June 15, 2026 – Personal messages – St. Catherine of Siena
I’ve been sick for about three weeks. I’ve been resting at home and doing as little as possible, just studying Spanish and reading about St. Catherine of Siena.
Last night when I couldn’t sleep at 3 am I had another visit from St. Catherine. The first one was a few nights ago when she was leaning over, patting my body to help heal me, as she tended to the sick when she was alive. She was speaking in Italian which I couldn’t understand but the gist of it was “be patient, you’re so impatient.” (Impatient to get better and impatient to write about her life and work but not allowing the time for that.) She was speaking as a mother to a child.
Last night I didn’t catch all of it, it was more on the mental level so language was not an issue. She was talking about when you have a vision sent from God like a vision of Jesus in whatever form, sometimes not the standard iconography and sometimes accompanied by saints. And not that many people have those visions of unique iconography that they are able to receive visually, but she did and I do. And then you want to stay in that beautiful space but it ends for the moment. You want to always be available and tuned in to whatever Jesus has to tell you. She talked about that tension that a receiver feels between being always available to receive but not being able to sustain it continuously. Being from the Middle Ages, she tried to fast, pray, and do ascetic practices to suffer as Jesus did and to stay always attentive to him, and to do penance for inattention, but now she realizes she went too far in these practices of self deprivation. She basically starved herself until she couldn’t absorb food like with severe anorexia and died at 33. Now she feels it would have been better to keep her health and care for her body, so she could have served on earth longer. She was sympathizing with the tension or demand I feel to be writing and getting worn out by it.
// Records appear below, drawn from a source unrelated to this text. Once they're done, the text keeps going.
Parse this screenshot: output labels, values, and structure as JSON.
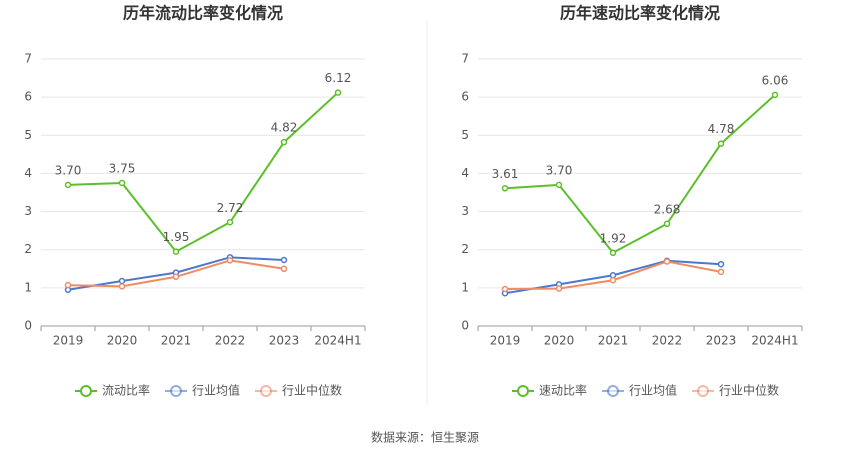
{
  "chart_data": [
    {
      "type": "line",
      "title": "历年流动比率变化情况",
      "categories": [
        "2019",
        "2020",
        "2021",
        "2022",
        "2023",
        "2024H1"
      ],
      "ylim": [
        0,
        7
      ],
      "yticks": [
        0,
        1,
        2,
        3,
        4,
        5,
        6,
        7
      ],
      "grid": true,
      "legend": "bottom",
      "series": [
        {
          "name": "流动比率",
          "color": "#5cbf2a",
          "values": [
            3.7,
            3.75,
            1.95,
            2.72,
            4.82,
            6.12
          ],
          "value_labels": [
            "3.70",
            "3.75",
            "1.95",
            "2.72",
            "4.82",
            "6.12"
          ]
        },
        {
          "name": "行业均值",
          "color": "#4a78d0",
          "values": [
            0.95,
            1.18,
            1.4,
            1.8,
            1.73,
            null
          ]
        },
        {
          "name": "行业中位数",
          "color": "#f08c64",
          "values": [
            1.07,
            1.04,
            1.29,
            1.72,
            1.5,
            null
          ]
        }
      ]
    },
    {
      "type": "line",
      "title": "历年速动比率变化情况",
      "categories": [
        "2019",
        "2020",
        "2021",
        "2022",
        "2023",
        "2024H1"
      ],
      "ylim": [
        0,
        7
      ],
      "yticks": [
        0,
        1,
        2,
        3,
        4,
        5,
        6,
        7
      ],
      "grid": true,
      "legend": "bottom",
      "series": [
        {
          "name": "速动比率",
          "color": "#5cbf2a",
          "values": [
            3.61,
            3.7,
            1.92,
            2.68,
            4.78,
            6.06
          ],
          "value_labels": [
            "3.61",
            "3.70",
            "1.92",
            "2.68",
            "4.78",
            "6.06"
          ]
        },
        {
          "name": "行业均值",
          "color": "#4a78d0",
          "values": [
            0.86,
            1.09,
            1.33,
            1.71,
            1.62,
            null
          ]
        },
        {
          "name": "行业中位数",
          "color": "#f08c64",
          "values": [
            0.97,
            0.98,
            1.2,
            1.69,
            1.42,
            null
          ]
        }
      ]
    }
  ],
  "source": "数据来源：恒生聚源"
}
She also seemed to be in a space of still suffering for the world, on behalf of people, not hanging out in the heavenly realms. I read that she prayed to take on the pains of pergatory for her father so he wouldn’t suffer, whereupon a pain shot through her body and some pain remained for the rest of her life. Or perhaps she is still suffering on behalf of all humankind. Suffering is part of her spiritual path. And it is the nature of human beings to suffer sometimes due to having a human body and mind. We share that in common with Jesus.
And again she said not that many people are receiving these vivid visions these days so keep at it and know that the world won’t necessarily understand what you are going through. And that this is a period of time to study St Catherine and her long book, The Dialogue, which can’t be rushed so give it time. It may take a few months.
She also said that during her lifetime, when she was going through all that, she had no thought of being a saint, being called a saint at all. She was focused on the teachings and images she was receiving, and she felt commanded to share these with the world and in some cases with particular people. That was all. She was just a young woman from an ordinary family who was raised without education, without learning to read or write until adulthood, when she learned some. But she always had to dictate her letters and her book to her helpers. She said her life is an example of how God sometimes chooses the least expected people to speak through for a time, as I well know. The most lowly, the least qualified by worldly standards, or the most unexpected. And that is his way.
She also said that theology can be learned directly from prayer, directly from conversation with God. It is after all learning about God, and God is the source. It does not have to be from book learning. As we know, theology can be learned from listening to Jesus. Her book The Dialogue is an example of this, which was received in prayer yet was recognized later by popes as a great work of theology. It reinforced, confirmed, and elaborated on theology that was already accepted, yet she did not learn it from a book but rather from prayer. Such it is with God. Amen.